Jedem Jungen ist klar, daß es den Satan wirklich gibt; ihm wird bewußt, wie der Satan die Menschen täuscht.

Vorzubereiten

  1. 1.

    Lesen Sie gebeterfüllt Jesaja 14:12–16; Matthäus 4:1–11; 1 Korinther 10:13; Jakobus 4:7; Offenbarung 12:4,7–9; 2 Nephi 28:15,16,20–22; Helaman 14:30; 3 Nephi 18:15; Moroni 7:16,17 und Lehre und Bündnisse 76:25–27.

  2. 2.

    Sie brauchen:

    1. a)

      Die heiligen Schriften (jeder Junge soll seine heiligen Schriften mitbringen).

    2. b)

      Buntstifte zum Schriftstellenmarkieren.

Vorschlag für den unterrichtsablauf

Wer ist der Satan?

Zitate/Besprechen

• Was wißt ihr über den Satan?

Es gibt einiges, was man über den Satan wissen muß, aber auch vieles, was man wahrscheinlich nicht zu wissen braucht. Es ist zwar wichtig, daß man weiß, wer der Satan ist und warum wir ihn als Feind betrachten müssen, aber wenn man zu viel über den Satan nachdenkt und spricht, kann sich das schon als gefährlich erweisen.
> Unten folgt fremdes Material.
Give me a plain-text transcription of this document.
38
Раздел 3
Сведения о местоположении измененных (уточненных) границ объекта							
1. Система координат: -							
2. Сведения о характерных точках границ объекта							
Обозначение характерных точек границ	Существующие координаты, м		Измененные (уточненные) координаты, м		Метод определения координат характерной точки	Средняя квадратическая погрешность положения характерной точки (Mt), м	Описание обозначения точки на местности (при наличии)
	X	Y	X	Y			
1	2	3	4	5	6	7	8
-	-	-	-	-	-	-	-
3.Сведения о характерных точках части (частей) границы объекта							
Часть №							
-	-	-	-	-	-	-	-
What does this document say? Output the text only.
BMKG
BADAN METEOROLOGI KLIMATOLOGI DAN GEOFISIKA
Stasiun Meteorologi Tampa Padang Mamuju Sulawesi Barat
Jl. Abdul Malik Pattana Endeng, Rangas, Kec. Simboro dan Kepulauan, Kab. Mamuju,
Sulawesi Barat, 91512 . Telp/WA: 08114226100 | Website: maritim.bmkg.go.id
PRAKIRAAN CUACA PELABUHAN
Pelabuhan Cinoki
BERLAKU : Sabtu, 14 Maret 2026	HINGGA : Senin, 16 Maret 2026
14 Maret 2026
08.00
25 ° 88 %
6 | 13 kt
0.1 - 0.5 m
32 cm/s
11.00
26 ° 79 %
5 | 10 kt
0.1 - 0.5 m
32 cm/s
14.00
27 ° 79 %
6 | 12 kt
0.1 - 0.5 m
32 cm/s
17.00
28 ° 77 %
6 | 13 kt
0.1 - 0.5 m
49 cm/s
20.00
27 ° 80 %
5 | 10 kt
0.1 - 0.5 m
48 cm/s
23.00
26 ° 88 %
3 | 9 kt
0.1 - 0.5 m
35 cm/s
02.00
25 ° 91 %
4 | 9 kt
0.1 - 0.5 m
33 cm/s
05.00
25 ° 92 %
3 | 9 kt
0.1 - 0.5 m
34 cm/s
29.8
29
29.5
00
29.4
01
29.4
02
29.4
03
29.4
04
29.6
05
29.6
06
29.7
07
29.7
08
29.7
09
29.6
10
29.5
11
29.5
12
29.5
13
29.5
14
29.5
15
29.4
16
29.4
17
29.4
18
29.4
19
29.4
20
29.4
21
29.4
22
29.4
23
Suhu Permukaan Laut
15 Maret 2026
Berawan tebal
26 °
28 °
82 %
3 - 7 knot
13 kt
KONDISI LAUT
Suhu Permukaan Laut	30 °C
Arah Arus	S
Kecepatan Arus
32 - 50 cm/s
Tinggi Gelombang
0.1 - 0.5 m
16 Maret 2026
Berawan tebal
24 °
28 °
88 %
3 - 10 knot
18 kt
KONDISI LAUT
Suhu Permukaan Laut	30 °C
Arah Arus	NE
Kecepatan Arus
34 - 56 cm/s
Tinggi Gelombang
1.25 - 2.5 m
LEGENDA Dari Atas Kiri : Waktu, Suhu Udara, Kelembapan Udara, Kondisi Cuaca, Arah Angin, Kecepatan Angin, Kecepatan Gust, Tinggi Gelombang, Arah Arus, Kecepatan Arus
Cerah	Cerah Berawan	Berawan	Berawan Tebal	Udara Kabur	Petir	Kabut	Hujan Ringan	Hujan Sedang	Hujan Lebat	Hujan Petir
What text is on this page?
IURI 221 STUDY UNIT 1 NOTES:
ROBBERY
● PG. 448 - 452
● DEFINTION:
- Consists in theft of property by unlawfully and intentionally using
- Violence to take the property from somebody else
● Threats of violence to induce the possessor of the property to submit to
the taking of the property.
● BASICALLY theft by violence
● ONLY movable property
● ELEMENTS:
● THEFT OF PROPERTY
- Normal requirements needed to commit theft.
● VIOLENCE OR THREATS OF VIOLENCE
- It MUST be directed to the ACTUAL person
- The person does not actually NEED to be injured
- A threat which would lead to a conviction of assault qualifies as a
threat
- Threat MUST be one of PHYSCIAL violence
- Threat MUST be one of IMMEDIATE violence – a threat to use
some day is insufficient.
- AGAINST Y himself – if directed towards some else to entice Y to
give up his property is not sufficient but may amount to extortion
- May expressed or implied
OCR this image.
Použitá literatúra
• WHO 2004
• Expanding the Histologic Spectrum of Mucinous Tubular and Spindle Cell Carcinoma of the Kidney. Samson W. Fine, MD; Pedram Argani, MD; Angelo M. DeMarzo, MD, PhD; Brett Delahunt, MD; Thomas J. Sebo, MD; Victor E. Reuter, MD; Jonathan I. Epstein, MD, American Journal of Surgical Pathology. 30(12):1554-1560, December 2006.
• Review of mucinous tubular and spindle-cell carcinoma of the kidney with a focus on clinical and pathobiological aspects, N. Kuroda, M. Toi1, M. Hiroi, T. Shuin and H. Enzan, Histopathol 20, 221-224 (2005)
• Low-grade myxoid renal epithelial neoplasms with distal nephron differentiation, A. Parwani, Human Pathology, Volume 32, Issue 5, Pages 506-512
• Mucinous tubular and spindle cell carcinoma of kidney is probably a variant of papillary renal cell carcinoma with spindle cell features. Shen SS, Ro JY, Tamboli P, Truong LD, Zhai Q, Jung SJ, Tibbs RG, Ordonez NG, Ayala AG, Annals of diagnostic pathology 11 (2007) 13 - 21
Lesen Sie das folgende Zitat von Elder Francis M. Gibbons vor, und setzen Sie dann den Unterricht fort:

„Um wieviel besser ist es, den Ermahnungen des Erretters zu folgen, nämlich mit Güte und Liebe zu sprechen und im eigenen Zuhause den sicheren Hafen zu schaffen, wo wir vor dem weltlichen Tumult geschützt sind, der ständig durch die Ränke unseres gemeinsamen Feindes geschürt wird. Und um wieviel besser ist es, sich auf das Positive anstatt auf das Negative zu konzentrieren und einander dadurch zu erbauen und zu schützen, daß der satanische Einfluß in unserem Leben auf das Mindestmaß beschränkt bleibt.“ (Der Stern, Januar 1992, Seite 75.)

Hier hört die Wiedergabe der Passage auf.